At the same time in France, the INRA (National Institute for Agricultural Research) turned towards "métis" (hybrids resulting from exclusively intraspecific crosses of Vitis vinifera, such as Caladoc and Marselan), and persisted in seeing hybrids as quasi-heretical. Similarly quasi-heretical was the scientist Alain Bouquet, a pioneering (though side-lined) researcher at the INRA who managed to create grape varieties resistant to powdery mildew and downy mildew by crossing with Muscadinia rotundifolia, a non-Vitis American wild species: it was only after his death (2010) that his work was recognised, and the "Bouquet" varieties are now part of many experimental plots and, ironically, contribute to the creation of so-called "ResDur" (Durable Resistance) grape varieties by INRA (now approved Floréal, Voltis, Artaban, Vidoc, etc.). Italian breeders have also pursued the creation of original resistant grape varieties, such as the Krietos and Rythos Sauvignons, Cabernet Volos, Pinot Kors, or Volturnis. In this context of renewed interest in hybrids, an international association for the promotion of "fungus-resistant grape varieties," abbreviated PIWI from the German "pilzwiderstandsfähige," was founded in Switzerland in the early 2000s, giving rise to numerous new vine varieties and the wines derived from them. However, only with time can the style of wines and their expression of terroir be truly evaluated.
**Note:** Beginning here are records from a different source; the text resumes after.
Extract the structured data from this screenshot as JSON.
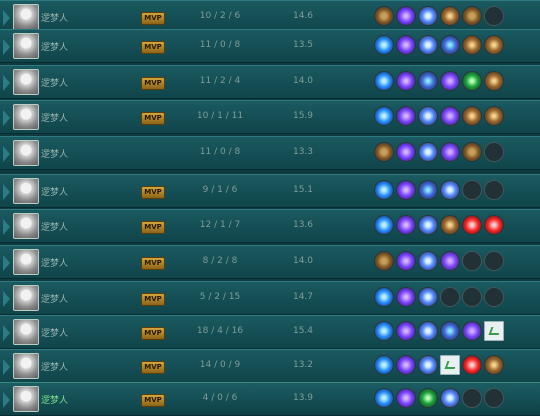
{
  "rows": [
    {
      "name": "逻梦人",
      "badge": "MVP",
      "kda": "10 / 2 / 6",
      "score": "14.6",
      "items": [
        "boots",
        "arcane",
        "blade",
        "book",
        "boots",
        "empty"
      ]
    },
    {
      "name": "逻梦人",
      "badge": "MVP",
      "kda": "11 / 0 / 8",
      "score": "13.5",
      "items": [
        "spell",
        "arcane",
        "blade",
        "orb",
        "book",
        "book"
      ]
    },
    {
      "name": "逻梦人",
      "badge": "MVP",
      "kda": "11 / 2 / 4",
      "score": "14.0",
      "items": [
        "spell",
        "arcane",
        "orb",
        "hand",
        "green",
        "book"
      ]
    },
    {
      "name": "逻梦人",
      "badge": "MVP",
      "kda": "10 / 1 / 11",
      "score": "15.9",
      "items": [
        "spell",
        "arcane",
        "blade",
        "hand",
        "book",
        "book"
      ]
    },
    {
      "name": "逻梦人",
      "badge": "",
      "kda": "11 / 0 / 8",
      "score": "13.3",
      "items": [
        "boots",
        "arcane",
        "blade",
        "hand",
        "boots",
        "empty"
      ]
    },
    {
      "name": "逻梦人",
      "badge": "MVP",
      "kda": "9 / 1 / 6",
      "score": "15.1",
      "items": [
        "spell",
        "arcane",
        "orb",
        "blade",
        "empty",
        "empty"
      ]
    },
    {
      "name": "逻梦人",
      "badge": "MVP",
      "kda": "12 / 1 / 7",
      "score": "13.6",
      "items": [
        "spell",
        "arcane",
        "blade",
        "book",
        "red",
        "red"
      ]
    },
    {
      "name": "逻梦人",
      "badge": "MVP",
      "kda": "8 / 2 / 8",
      "score": "14.0",
      "items": [
        "boots",
        "arcane",
        "blade",
        "hand",
        "empty",
        "empty"
      ]
    },
    {
      "name": "逻梦人",
      "badge": "MVP",
      "kda": "5 / 2 / 15",
      "score": "14.7",
      "items": [
        "spell",
        "arcane",
        "blade",
        "empty",
        "empty",
        "empty"
      ]
    },
    {
      "name": "逻梦人",
      "badge": "MVP",
      "kda": "18 / 4 / 16",
      "score": "15.4",
      "items": [
        "spell",
        "arcane",
        "blade",
        "orb",
        "hand",
        "broken"
      ]
    },
    {
      "name": "逻梦人",
      "badge": "MVP",
      "kda": "14 / 0 / 9",
      "score": "13.2",
      "items": [
        "spell",
        "arcane",
        "blade",
        "broken",
        "red",
        "book"
      ]
    },
    {
      "name": "逻梦人",
      "badge": "MVP",
      "kda": "4 / 0 / 6",
      "score": "13.9",
      "items": [
        "spell",
        "arcane",
        "green",
        "blade",
        "empty",
        "empty"
      ]
    }
  ]
}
The issue of hybrids intersects with three major current imperatives: reducing phytosanitary treatments, adapting to climate change and improving quality. The solutions proposed by new creations partly address the multiple issues that animate the world of wine (including winemakers, nurseries, breeders, researchers, oenologists, tasters, etc.). Valentin Morel, winemaker from the Jura who defends "natural" wines and hybrids (in addition to his traditional grape varieties), author of a book that courageously addresses the subject (Un autre vin, Flammarion Editions, 2023) and co-founder in 2023 of the Vitis Batardus Liberata association with other winemakers like Lilian Bauchet (Beaujolais), believes that "hybrids allow for a less interventionist viticulture, gentler, more in line with the vision of the natural wine that we defend," and that the various resistances carried by hybrids are "factors enabling a change of paradigm in viticulture ».